Ok, so this isn’t the most awesome picture I could have taken. This basically looks like a mess. But it’s a freaking delicious mess! Yes, it was hard to carve. Yes, this is not the roast you serve your new girlfriends parents the first time you meet them. Yes, we may have to get a better carving knife or meat carving person. But oh my goodness! So tasty. The fat kind of sticks to the inside of your mouth but it is so tasty!
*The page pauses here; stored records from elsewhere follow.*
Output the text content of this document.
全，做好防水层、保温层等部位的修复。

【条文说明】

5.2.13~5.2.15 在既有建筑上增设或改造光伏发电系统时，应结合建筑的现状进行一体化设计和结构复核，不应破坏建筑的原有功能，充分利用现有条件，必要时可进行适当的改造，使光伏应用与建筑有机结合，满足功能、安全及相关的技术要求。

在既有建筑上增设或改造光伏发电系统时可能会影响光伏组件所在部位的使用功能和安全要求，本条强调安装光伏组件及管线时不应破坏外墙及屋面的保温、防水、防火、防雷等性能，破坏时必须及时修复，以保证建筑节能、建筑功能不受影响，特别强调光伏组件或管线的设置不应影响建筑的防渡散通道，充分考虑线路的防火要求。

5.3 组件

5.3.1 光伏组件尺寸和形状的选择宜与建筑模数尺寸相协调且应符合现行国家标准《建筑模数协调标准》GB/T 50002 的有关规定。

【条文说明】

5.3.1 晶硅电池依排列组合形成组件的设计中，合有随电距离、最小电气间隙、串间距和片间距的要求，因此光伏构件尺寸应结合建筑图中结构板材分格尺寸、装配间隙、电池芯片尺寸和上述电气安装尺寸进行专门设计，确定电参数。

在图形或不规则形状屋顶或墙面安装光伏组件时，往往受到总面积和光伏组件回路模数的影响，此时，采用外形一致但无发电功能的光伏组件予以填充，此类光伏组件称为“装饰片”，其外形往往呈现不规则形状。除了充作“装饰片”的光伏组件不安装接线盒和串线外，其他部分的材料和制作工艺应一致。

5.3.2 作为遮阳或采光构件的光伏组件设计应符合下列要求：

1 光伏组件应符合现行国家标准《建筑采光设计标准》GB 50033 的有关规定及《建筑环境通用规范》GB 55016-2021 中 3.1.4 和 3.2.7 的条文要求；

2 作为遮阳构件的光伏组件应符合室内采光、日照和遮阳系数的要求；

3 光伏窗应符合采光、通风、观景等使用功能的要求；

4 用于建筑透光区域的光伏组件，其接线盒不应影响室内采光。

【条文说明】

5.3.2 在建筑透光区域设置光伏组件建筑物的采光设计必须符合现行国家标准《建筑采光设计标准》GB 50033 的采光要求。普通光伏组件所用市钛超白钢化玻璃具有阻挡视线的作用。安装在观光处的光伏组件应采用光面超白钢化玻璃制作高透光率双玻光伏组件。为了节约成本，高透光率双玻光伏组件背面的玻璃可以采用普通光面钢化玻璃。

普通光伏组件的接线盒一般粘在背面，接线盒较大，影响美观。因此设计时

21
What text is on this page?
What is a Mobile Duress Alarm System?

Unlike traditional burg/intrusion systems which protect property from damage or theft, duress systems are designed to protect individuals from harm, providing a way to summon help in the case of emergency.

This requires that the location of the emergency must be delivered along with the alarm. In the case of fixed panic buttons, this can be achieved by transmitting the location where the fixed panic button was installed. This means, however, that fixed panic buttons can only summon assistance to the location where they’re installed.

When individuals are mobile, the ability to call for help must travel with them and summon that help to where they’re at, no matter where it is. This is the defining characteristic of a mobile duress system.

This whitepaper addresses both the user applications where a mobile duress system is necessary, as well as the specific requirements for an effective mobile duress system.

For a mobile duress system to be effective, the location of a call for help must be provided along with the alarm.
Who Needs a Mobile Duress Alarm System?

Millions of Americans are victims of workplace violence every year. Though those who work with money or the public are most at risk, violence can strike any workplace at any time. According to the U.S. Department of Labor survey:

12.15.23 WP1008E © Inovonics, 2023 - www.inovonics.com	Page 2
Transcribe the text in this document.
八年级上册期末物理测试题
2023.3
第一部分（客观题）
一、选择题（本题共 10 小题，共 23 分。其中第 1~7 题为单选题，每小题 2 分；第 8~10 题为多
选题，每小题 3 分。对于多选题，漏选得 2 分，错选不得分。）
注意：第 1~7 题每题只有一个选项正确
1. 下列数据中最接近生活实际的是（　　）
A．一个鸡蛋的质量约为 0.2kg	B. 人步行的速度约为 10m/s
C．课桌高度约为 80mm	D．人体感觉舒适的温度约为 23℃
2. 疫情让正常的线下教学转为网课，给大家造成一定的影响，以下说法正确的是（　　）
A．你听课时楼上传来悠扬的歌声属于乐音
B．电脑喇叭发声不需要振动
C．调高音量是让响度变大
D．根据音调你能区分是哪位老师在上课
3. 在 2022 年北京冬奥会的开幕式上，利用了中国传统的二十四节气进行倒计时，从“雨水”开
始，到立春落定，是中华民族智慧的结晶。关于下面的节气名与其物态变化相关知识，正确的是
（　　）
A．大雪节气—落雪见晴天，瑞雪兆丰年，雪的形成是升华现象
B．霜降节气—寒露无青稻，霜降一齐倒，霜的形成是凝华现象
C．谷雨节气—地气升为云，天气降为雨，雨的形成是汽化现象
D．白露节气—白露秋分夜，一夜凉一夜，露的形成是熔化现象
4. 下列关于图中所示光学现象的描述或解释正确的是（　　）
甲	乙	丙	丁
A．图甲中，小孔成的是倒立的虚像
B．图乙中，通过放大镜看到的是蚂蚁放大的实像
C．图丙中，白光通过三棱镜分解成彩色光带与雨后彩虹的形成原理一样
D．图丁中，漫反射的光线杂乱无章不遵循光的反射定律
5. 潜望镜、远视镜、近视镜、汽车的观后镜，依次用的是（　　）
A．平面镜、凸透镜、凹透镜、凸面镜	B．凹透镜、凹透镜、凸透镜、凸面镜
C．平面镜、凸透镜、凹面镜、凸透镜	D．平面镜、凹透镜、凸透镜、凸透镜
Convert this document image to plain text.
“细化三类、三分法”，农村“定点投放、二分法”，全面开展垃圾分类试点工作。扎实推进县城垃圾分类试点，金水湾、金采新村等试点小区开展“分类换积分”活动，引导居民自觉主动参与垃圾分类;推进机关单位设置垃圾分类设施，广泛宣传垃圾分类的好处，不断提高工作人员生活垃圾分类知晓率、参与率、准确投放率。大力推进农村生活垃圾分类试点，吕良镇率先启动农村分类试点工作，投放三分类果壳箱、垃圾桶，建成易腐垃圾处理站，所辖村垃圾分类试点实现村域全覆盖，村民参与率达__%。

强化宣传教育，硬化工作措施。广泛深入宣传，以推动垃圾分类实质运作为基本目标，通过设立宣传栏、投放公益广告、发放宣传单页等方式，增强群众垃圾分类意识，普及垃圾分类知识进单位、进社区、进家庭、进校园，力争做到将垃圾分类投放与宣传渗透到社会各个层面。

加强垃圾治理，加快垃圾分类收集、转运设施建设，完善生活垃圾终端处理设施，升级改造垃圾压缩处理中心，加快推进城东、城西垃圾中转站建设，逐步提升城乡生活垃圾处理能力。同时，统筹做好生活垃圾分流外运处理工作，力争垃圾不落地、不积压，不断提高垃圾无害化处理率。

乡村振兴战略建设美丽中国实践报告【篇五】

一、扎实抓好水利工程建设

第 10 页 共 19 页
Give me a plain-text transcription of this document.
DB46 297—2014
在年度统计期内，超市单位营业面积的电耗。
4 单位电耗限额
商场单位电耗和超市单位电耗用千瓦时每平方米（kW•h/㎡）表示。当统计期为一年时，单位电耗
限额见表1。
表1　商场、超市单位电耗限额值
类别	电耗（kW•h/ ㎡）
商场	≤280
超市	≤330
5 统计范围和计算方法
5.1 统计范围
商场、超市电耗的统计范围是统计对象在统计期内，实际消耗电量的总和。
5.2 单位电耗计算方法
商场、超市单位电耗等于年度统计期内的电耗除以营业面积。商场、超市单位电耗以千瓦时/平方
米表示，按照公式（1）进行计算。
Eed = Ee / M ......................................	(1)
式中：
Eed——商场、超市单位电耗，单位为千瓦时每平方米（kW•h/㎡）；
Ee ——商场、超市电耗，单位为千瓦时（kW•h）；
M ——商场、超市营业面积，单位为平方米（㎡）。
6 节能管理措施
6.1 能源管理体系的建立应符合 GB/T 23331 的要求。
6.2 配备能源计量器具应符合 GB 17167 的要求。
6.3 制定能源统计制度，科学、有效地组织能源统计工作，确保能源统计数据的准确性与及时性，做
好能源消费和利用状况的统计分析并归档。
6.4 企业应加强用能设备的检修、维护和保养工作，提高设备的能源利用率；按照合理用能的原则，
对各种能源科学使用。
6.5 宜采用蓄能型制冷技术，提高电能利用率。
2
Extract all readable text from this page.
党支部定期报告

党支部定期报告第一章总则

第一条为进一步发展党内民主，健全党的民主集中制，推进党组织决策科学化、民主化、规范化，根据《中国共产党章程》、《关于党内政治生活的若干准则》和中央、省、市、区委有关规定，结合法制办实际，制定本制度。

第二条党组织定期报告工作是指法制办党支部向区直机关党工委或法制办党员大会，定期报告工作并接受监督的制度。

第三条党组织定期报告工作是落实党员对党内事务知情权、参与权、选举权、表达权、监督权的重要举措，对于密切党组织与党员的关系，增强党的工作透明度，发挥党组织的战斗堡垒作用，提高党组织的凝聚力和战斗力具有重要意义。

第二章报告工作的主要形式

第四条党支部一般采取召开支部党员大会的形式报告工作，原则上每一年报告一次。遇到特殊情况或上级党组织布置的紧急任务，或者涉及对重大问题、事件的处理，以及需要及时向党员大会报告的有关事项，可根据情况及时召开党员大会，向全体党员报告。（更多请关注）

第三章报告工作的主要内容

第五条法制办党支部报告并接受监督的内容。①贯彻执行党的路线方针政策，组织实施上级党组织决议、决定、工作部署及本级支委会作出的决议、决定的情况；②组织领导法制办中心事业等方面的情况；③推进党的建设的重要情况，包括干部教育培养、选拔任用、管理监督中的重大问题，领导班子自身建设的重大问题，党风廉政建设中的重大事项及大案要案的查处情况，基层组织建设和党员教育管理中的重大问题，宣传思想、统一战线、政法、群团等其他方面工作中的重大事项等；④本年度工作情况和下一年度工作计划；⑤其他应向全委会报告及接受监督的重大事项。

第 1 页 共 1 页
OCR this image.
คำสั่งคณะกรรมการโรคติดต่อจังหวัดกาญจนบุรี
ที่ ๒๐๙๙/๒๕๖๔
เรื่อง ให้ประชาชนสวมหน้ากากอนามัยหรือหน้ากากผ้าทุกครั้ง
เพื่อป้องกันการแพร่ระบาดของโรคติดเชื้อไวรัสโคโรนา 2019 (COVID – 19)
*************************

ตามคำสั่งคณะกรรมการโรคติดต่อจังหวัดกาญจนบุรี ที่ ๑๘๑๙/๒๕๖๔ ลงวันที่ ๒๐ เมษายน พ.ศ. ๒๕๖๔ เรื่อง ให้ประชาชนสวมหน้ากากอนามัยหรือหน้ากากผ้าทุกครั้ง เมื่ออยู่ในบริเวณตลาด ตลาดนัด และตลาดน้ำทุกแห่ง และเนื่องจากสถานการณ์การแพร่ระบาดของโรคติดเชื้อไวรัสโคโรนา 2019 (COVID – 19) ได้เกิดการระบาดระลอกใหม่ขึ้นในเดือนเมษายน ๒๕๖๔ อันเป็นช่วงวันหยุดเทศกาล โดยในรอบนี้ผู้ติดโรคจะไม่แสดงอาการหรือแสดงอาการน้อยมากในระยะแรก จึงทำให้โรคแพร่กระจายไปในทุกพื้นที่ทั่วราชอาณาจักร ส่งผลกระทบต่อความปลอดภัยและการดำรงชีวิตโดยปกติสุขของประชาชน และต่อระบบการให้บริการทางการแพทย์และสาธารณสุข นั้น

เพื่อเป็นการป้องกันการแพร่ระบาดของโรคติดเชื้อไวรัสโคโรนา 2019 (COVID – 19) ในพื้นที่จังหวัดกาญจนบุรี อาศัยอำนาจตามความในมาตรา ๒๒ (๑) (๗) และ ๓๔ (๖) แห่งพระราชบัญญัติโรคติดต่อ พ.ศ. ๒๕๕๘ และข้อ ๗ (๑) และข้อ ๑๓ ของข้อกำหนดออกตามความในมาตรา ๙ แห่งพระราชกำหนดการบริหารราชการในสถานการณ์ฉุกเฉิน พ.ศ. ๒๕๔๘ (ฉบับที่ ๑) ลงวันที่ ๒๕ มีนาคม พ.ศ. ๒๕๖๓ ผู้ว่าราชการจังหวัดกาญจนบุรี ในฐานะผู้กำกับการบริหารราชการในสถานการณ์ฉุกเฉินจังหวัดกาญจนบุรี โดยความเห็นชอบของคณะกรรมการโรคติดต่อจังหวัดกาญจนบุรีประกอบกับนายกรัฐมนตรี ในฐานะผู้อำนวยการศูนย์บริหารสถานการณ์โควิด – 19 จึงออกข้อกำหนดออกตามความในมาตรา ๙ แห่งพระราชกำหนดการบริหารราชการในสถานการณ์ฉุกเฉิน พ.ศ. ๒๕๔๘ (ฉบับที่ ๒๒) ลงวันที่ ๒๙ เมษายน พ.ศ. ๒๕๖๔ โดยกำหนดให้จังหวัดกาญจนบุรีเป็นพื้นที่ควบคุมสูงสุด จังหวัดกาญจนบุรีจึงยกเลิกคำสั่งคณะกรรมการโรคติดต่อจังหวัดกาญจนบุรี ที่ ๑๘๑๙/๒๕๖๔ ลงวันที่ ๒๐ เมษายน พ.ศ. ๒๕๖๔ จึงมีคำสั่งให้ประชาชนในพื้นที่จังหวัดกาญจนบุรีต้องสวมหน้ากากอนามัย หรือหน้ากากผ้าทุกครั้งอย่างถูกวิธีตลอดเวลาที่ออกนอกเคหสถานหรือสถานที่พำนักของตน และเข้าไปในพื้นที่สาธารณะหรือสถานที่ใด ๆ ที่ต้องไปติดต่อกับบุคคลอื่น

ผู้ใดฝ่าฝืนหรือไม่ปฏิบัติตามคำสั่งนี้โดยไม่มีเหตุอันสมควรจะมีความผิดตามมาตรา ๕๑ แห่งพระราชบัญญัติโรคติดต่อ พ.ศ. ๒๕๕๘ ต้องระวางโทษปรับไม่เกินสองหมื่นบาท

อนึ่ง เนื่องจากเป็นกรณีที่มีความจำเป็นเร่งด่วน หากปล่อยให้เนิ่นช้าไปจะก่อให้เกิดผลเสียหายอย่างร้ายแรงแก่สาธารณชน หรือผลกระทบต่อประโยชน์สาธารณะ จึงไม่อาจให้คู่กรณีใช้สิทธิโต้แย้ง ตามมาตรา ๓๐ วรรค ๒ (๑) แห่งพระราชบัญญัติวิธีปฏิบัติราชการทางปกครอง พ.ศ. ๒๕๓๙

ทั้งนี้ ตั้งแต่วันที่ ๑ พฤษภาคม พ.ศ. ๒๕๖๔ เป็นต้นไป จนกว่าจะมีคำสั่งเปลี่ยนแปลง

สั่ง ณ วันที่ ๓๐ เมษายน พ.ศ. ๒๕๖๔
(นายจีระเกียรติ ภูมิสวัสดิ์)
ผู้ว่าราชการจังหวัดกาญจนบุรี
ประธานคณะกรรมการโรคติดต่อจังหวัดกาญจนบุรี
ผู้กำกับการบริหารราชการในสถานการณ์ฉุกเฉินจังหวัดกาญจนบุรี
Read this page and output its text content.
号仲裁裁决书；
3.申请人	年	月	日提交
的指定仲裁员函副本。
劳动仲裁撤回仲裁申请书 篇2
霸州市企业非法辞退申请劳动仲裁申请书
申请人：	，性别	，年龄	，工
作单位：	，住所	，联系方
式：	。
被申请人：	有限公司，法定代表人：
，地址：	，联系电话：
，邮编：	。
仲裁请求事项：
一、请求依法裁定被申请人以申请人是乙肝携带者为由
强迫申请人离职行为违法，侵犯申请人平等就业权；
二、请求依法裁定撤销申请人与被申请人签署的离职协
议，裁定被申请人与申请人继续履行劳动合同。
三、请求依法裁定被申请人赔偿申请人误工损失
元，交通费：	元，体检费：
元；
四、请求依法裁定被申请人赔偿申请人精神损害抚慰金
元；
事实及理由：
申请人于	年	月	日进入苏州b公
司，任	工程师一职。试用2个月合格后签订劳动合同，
Like I said earlier this roast was 1.1kg and when it came out of the oven to rest it was 690g. It lost a lot of weight, there was a lot of liquid fat in the bottom of the pot which I added to my jar of cooking fat in the fridge. And as a side note once that fat cooled it was super hard. Rock hard. Way different to the pork fat that was in my jar. But! Back to the size of the roast! It started as 1.1kg and it fed 3 adults with enough leftover meat for a fourth adult. The only additional thing we had with dinner was thick slices of fresh bread covered in butter. I would have been in trouble if we had 1 or 2 extra people for dinner that night. But a 1 kg roast should be enough for 4 people provided you have additional sides.
My sister said I should have an actual recipe written out at the end of the blog. But I didn’t want to. And then she insisted. She’s really bossy so here it is:
Lamb Belly Roast
Feeds 4 Adults
1kg Lamb belly roast
3 sticks of celery
3 large potatoes
1 large onion
- Set oven for 180C
- Lightly brown vegetables in heavy bottom oven safe pot
- Place lamb belly into pot on top of the vegetables and put the lid on
- Place pot into the oven and leave it for 3.5 hours
- After 3.5 hours take the lid off the pot, return the pot to the oven and turn the oven to 200C
- After half an hour take the pot out of the oven and transfer the lamb belly roast to another dish. Cover with alfoil and let it rest for half an hour.
- The vegetables can be transferred to another dish and placed in the oven (turned down or off) to keep warm and you can make a gravy from the remaining pan juices.
- Serve with your choice of sides and vegetables from the pot. Mash is always a winner.
I read this twice and do not see any ingredients for or any mention of the stuffing.
Sorry! I should have made it clear. We normally sell these at market as stuffed lamb belly. So this recipe is a guide on how to cook our stuffed lamb belly.
If you’re making your own stuffing try something with dates! I think that would be super tasty.
Am curious to know what you stuffed it with?